Buradasınız
İşsizlik Fonunda Neler Oluyor?
Ankara Sanayi Odası Başkanı Nurettin Özdebir geçtiğimiz günlerde yaptığı bir konuşmada, “Zora giren firmaların ödeyemediği işçi maaşının yarısını işveren, kalan yarısını da 6 ay süreyle İşsizlik Fonu ödesin istiyoruz, ben bugün o işçileri işten çıkarsam hepsine fondan zaten işsizlik maaşı verilecek. İnsanlar işsiz kalacağı gibi bu işin fona bir maliyeti olacak. Onun yerine insanlar işinde kalsın” dedi. Bu konuda hazırladıkları raporu Hazine ve Maliye Bakanı Berat Albayrak’ın yanı sıra Sanayi ve Teknoloji Bakanına, Ticaret Bakanına, Ulaştırma ve Altyapı Bakanına sundu.
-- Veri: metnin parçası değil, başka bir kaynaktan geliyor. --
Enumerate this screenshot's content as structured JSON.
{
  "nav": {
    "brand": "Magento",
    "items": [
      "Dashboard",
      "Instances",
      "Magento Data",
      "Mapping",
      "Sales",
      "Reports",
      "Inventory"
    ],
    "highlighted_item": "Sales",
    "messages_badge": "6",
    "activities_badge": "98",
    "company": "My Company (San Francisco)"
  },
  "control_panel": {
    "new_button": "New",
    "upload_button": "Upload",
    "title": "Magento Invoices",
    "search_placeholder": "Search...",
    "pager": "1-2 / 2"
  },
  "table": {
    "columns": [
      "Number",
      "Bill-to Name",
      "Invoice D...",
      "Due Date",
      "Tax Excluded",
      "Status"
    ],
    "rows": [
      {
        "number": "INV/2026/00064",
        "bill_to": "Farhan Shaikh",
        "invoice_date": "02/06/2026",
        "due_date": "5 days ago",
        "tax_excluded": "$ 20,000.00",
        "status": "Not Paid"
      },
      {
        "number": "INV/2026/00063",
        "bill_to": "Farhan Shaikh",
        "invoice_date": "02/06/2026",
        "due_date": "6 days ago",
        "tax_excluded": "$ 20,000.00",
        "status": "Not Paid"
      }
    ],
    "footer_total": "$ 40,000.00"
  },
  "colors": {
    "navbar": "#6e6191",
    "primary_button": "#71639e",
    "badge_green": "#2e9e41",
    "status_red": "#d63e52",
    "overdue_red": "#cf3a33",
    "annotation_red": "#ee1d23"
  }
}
ASO Başkanının önerisi kriz fırsatçılığından, işçiyi kırk katır mı kırk satır mı ikilemine sürüklemekten başka bir şey değildir. Kriz zamanında işçiyi, işsiz kalmamak için fonun yağmalanmasına razı etmeye zorlamaktır. İşler iyi giderken sermayedarlar kazandıkları büyük kârlardan hiç bahsetmiyor, işçiye “büyük kârlar elde ettik, bunu sizinle paylaşmak istiyoruz” demiyorlar. İşçiler çalıştıkça patronların sermayesi büyüyor ama işçilerin ürettiği zenginliklere el koyan sermaye sınıfı, işçiye bu zenginlikten, büyümeden pay vermek istemiyorlar. İşçinin payına düşün ise, yalnızca karın doyurmaya ancak yeten ücret oluyor. Kriz kapıyı çaldığındaysa patronların ilk yaptığı şey işçilerin ücretlerini düşürmek, onları “aynı gemideyiz, fedakârlık zamanı” diye kandırmaya çalışmak, işten çıkarmak oluyor. Bugün de işçinin sırtına daha fazla binerek krizden sıyrılmak, işsizlik tehdidiyle İşsizlik Fonunu yağmalamak istiyorlar. İşsizlik fonu işçilerin ücretlerinden yapılan kesintilerle oluştuğuna göre aslında işçiye “işsiz kalmak istemiyorsan maaşının yarısını kendin öde” demiş oluyorlar!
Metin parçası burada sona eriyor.